El águila madre no cabía en sí de la dicha y de la satisfacción, ¡el infinito placer que se deriva del deber cumplido es quizás de las más bellas cosas en la vida! Y allá iba ella, con las garras llenas de alimento para sus polluelos y con el alma henchida por la emoción de sentirse la mejor águila mamá del mundo en ese momento. Pero ¡horror! ¿Qué sucedió? ¿Acaso la tormenta de la que había salido se había abatido sobre el nido? ¡No había nido! ¡Tampoco había polluelos! ¡Iiiiiiieeeeeeegghhhhhhhh! Precipitada en un loco picado de dolor, rabia y desesperación se lanzaba ahora el águila a la búsqueda de los suyos  y de lo que de su nido quedaba, mientras a pique, desde las alturas se precipitaban los flamantes trofeos de la travesía.

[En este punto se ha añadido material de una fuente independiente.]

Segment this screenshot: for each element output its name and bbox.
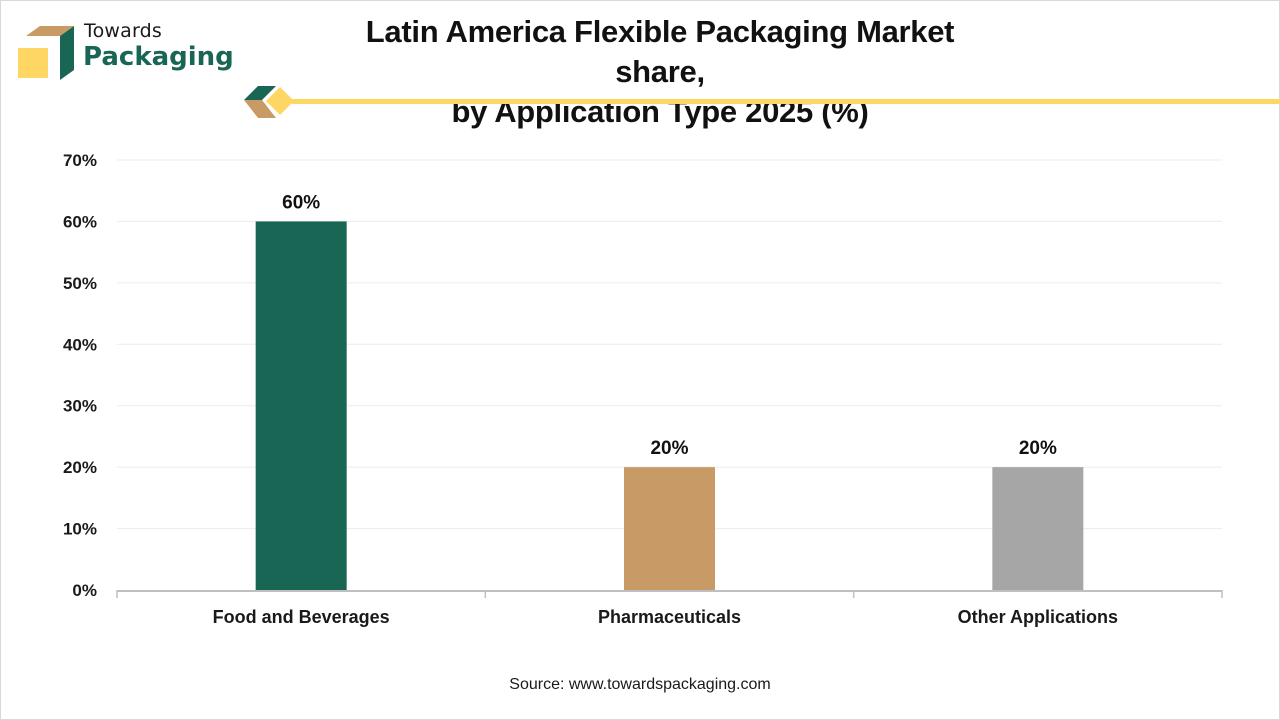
y-axis-ticks: 0% 10% 20% 30% 40% 50% 60% 70% bbox=[63, 151, 97, 600]
brand-name-bottom: Packaging bbox=[83, 42, 234, 72]
category-label: Other Applications bbox=[958, 607, 1118, 627]
source-note: Source: www.towardspackaging.com bbox=[509, 676, 771, 693]
chart-title: Latin America Flexible Packaging Market … bbox=[330, 12, 990, 132]
y-tick-label: 20% bbox=[63, 458, 97, 477]
y-tick-label: 50% bbox=[63, 274, 97, 293]
box-logo-icon bbox=[18, 26, 74, 80]
y-tick-label: 0% bbox=[72, 581, 97, 600]
chevron-tan-icon bbox=[244, 100, 276, 118]
bars bbox=[255, 221, 1084, 590]
brand-name-top: Towards bbox=[84, 20, 163, 42]
bar-pharmaceuticals bbox=[624, 467, 715, 590]
data-label: 20% bbox=[1019, 438, 1057, 459]
bar-food-and-beverages bbox=[255, 221, 347, 590]
y-tick-label: 40% bbox=[63, 335, 97, 354]
y-tick-label: 70% bbox=[63, 151, 97, 170]
bar-other-applications bbox=[992, 467, 1084, 590]
data-label: 60% bbox=[282, 192, 320, 213]
data-labels: 60% 20% 20% bbox=[282, 192, 1057, 459]
data-label: 20% bbox=[650, 438, 688, 459]
category-label: Pharmaceuticals bbox=[598, 607, 741, 627]
category-labels: Food and Beverages Pharmaceuticals Other A… bbox=[213, 607, 1118, 627]
title-divider bbox=[244, 86, 1280, 118]
diamond-icon bbox=[266, 87, 294, 115]
x-axis bbox=[116, 590, 1223, 598]
y-tick-label: 30% bbox=[63, 397, 97, 416]
chart-title-line1: Latin America Flexible Packaging Market … bbox=[365, 14, 955, 89]
divider-line bbox=[292, 99, 1280, 104]
category-label: Food and Beverages bbox=[213, 607, 390, 627]
y-tick-label: 10% bbox=[63, 520, 97, 539]
chevron-green-icon bbox=[244, 86, 276, 100]
y-tick-label: 60% bbox=[63, 212, 97, 231]
brand-logo: Towards Packaging bbox=[18, 20, 238, 82]
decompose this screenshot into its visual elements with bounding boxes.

Tiempo después de aquello un águila solitaria desdibujaba su silueta ágil, esbelta y aerodinámica en el encendido anaranjado de la tarde muriente, lejos del grupo del resto de águilas, mientras otras de estas aves al verla comentaban entre sí:

 
-         ¿Quién es – por cierto- aquel avistrajo? ¿Es que no tiene nido ni nadie por quien luchar?

-         ¡Según se cuenta alguna vez los tuvo! Contestó con voz grave un águila vieja, pero su misma falta de previsión como águila adulta provocó al parecer la pérdida definitiva de los suyos. Desde entonces vuela sola en las tardes hasta los altos riscos, donde se enfrenta al viento y las tormentas, sin sentido. Cuando hay buen tiempo mira solitaria hacia aquel sitio poco accesible en las alturas, donde pocas se arriesgan a llegar. Y cuando el mal tiempo azota la costa se demuestra una y otra vez que ella si puede llegar allí. Quizás de esa manera está buscando su propia muerte o la superación de su propio dolor. ¡Quién sabe!

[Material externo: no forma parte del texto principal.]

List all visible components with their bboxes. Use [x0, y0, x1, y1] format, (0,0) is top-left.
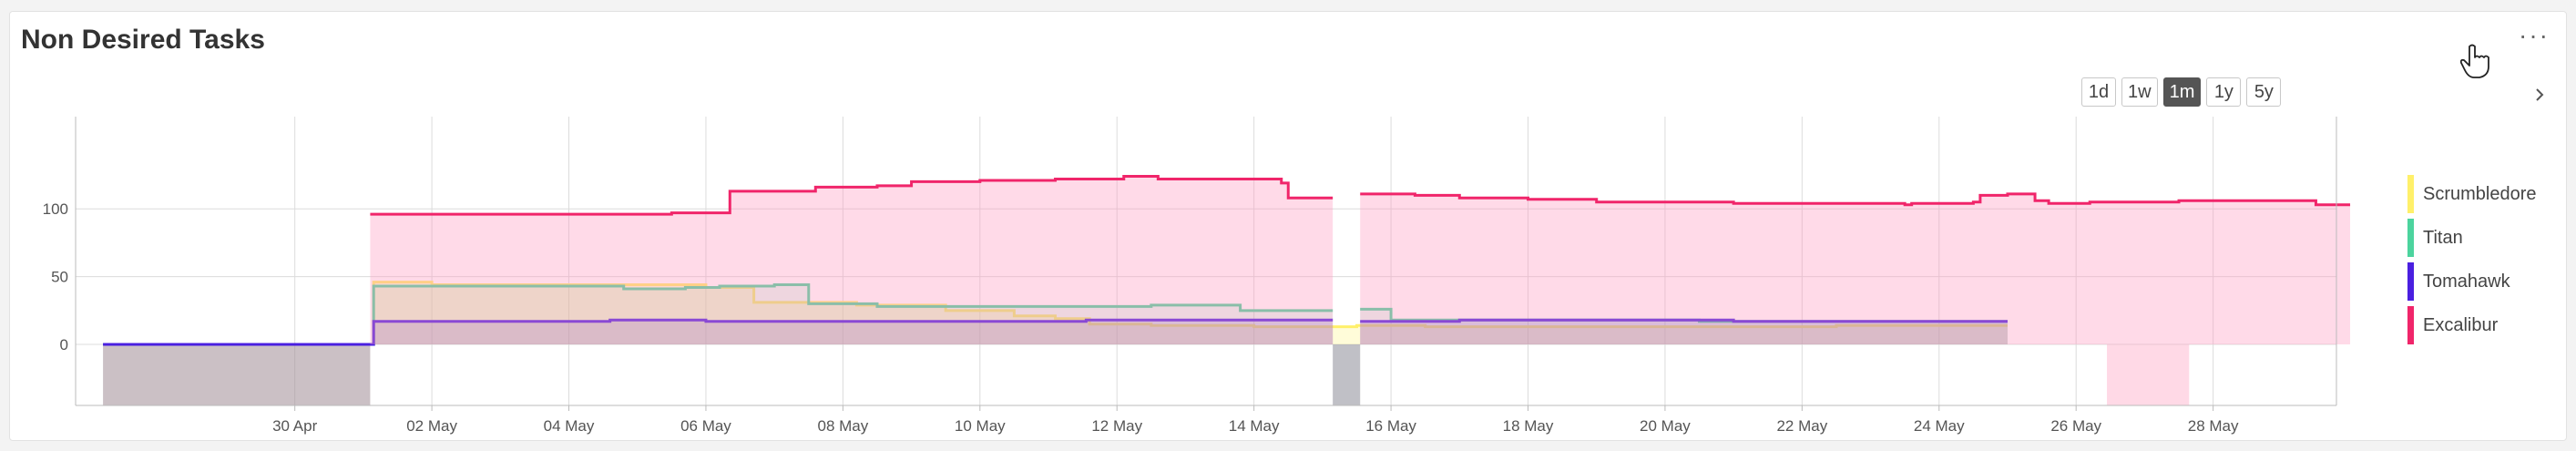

-         ¡Lástima! ¡Es de las mejores entre nosotras! Mira esa determinación de vuelo y esa gallardía. ¡Mira ese picado!

-         ¡Sí que lo es! Pero su fuerza interna de águila que lucha y vuela alto se sobrepondrán sobre la rabia, la melancolía y el desasosiego. ¡Lástima de su pollada! Se dice que fue toda consumida por el frío en el pasado invierno. El hecho ha servido de escarmiento a la colonia de águilas en estas costas. ¡Creer en aguiluchos irreflexivos es perder deliberadamente cualquier batalla! ¡Si has de volar alto y lejos, cree en ti y no te fíes excesivamente de tus polluelos! Estos no saben de esfuerzos y sacrificios, sólo de algazara sin sentido.

-         ¡Sí!.. Lo tendré en cuenta.

 
Nabonazar Cogollo Ayala

Madrid (Cundinamarca), Colombia. 2001

 

Este cuento lo escribí una vez cuando trabajaba como profesor en un colegio en Facatativá (Cundinamarca), en el año 2001. Impartía filosofía a los cursos superiores. En cierta oportunidad encargué al curso undécimo que me esperara unos minutos mientras fotocopiaba en las cercanías el examen bimestral que habría de aplicarles aquel día. Media hora después regresé y las directivas y demás personal del colegio estaban alarmados, por la creciente indisciplina y desorden que los chicos habían protagonizado en el aula durante mi ausencia. Se subieron a las mesas, destrozaron varias sillas y rompieron algunos vidrios de los estantes de libros, en fin. Indignado ante los hechos y luego de reconvenirlos severamente, anuncié una medida formativa. El resultado fue este cuento el cual aún me sobrecoge  por su temática y enseñanza moral.